Thunderstorms have a significant effect on the formation of ozone. Nitrogen oxide is produced as a result of lightning; this in turn yields ozone at altitudes of 10 kilometres. Strong updraughts in thunderstorms also transport emissions from the ground into the upper atmosphere. But how significant is this effect - compared to aviation, for example?

Researchers at the German Aerospace Center, in collaboration with the US National Center for Atmospheric Research (NCAR), NASA and other partners, are studying such questions. To this end, they will be conducting measurement flights in the United States until mid-June. The researchers are looking to increase the existing body of data and gain a better understanding of the processes that take place in thunderstorms.

"Thunderstorms are like vacuum cleaners," explains Heidi Huntrieser from the DLR Institute of Atmospheric Physics. The DLR project leader is supervising the measurement flights in the United States.

"Thunderstorms suck air up from the ground, sometimes at speeds surpassing 100 kilometres per hour, and carry it to an altitude of about 10 kilometres, to what is known as the 'anvil region'. This is the mushroom-shaped layer high above the storm, where the air can only flow horizontally and hardly upwards at all."

If polluted air, such as that from vehicle emissions on the ground, is transported to this region, the chemistry of these emissions is altered by the low temperatures, differing humidity and more intense solar radiation there; they take much longer to break down, and the production of ozone is increased. "At these altitudes, nitrogen oxide can produce up to 10 times as much ozone as on the ground," says Huntrieser.

Huntrieser and her project partners intend to use the measurements to increase the existing data pool.

"Previous measurements lead to the conclusion that global aviation produces about one teragram of nitrogen oxide per year, but thunderstorms are responsible for about five times as much. All nitrogen oxide sources jointly contribute about 50 teragrams of nitrogen oxide to the atmosphere each year, so thunderstorms are responsible for about 10 percent," explains Huntrieser. A teragram is 10 to the power of 12.

New model simulations show that thunderstorms exert a great influence on ozone. "These were somewhat surprising results," says Huntrieser. "Now we need more measurement data to confirm this."

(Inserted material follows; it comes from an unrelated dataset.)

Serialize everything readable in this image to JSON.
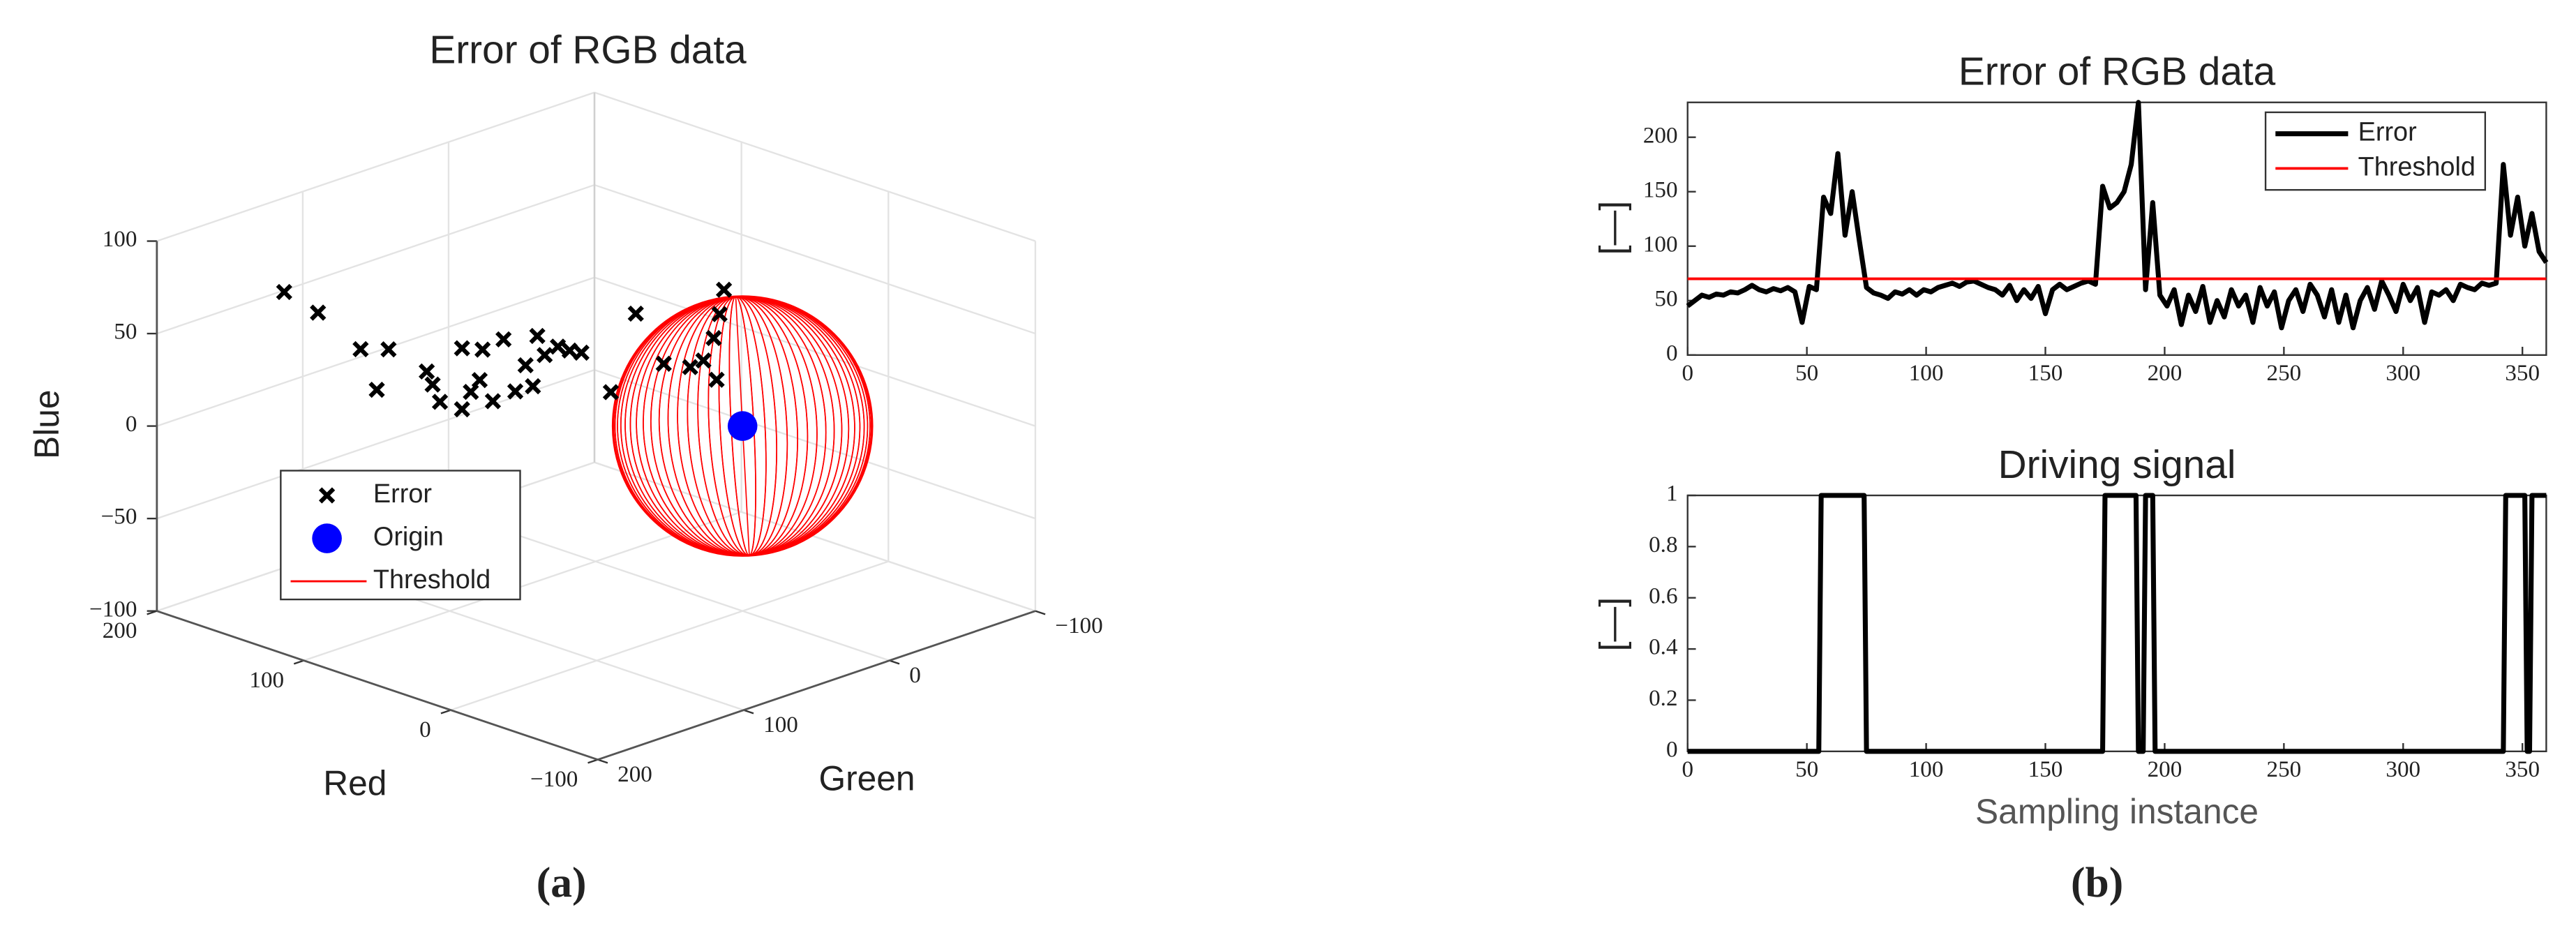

Use of three research aircraft
Three research aircraft are being used for the mission: the DLR Falcon research aircraft will take measurements at an altitude of 10 kilometres, while the American HIAPER research aircraft will take measurements at up to 15 kilometres. A DC-8, a much larger aircraft, will mainly operate at lower altitudes. "Our ambitious goal is for all the aircraft to operate simultaneously at different altitudes in the vicinity of thunderstorms. It would be a first," says Huntrieser.

Influence exerted by different types of lightning
Besides the transportation processes from the ground to the upper atmosphere, the studies will focus on the influence exerted by different types of lightning. There are relatively short lightning bolts a few kilometres long, and some that stretch horizontally over a distance of 100 kilometres or more.

The formation of lightning also depends on the type of storm; previous measurements over Europe indicate that storms with large amounts of hail and frozen rain that occur at mid-latitudes can contain relatively more and sometimes longer lightning bolts.

By comparison, measurements in tropical storms in Brazil indicate fewer ice particles, more cloud droplets and many - but shorter - lightning bolts. Previous measurements also indicate that less nitrogen oxide per lightning bolt is produced in storms with shorter lightning bolts than in those with longer lightning bolts. Due to the varied climatic conditions in the United States, the researchers can investigate both types of storms.

Over Alabama there are storms with less ice, and over Colorado there are those with more frozen rain and hail. Oklahoma is known for its violent storms, also known as supercells, which can also trigger tornadoes.

The research flights are very challenging, but not dangerous for the occupants: "We are not flying directly into the storms. That would be much too dangerous because of the strong turbulence, risk of ice formation, lightning strike and the high wind speeds.

Our measurements are being taken in the calmer anvil region," explains Huntrieser. The robust Falcon is ideal for this. The DLR pilots have already carried out numerous similar measurements with the research aircraft over Europe, Brazil, Australia and Africa.

The researchers are also breaking some new ground with their measurement flights. Between 12 and 48 hours after the storm has dissipated, the scientists are planning to carry out measurement flights inside the storm's residual air mass and determine, for example, how much ozone has been produced and how the chemical composition has changed as a result of the storm.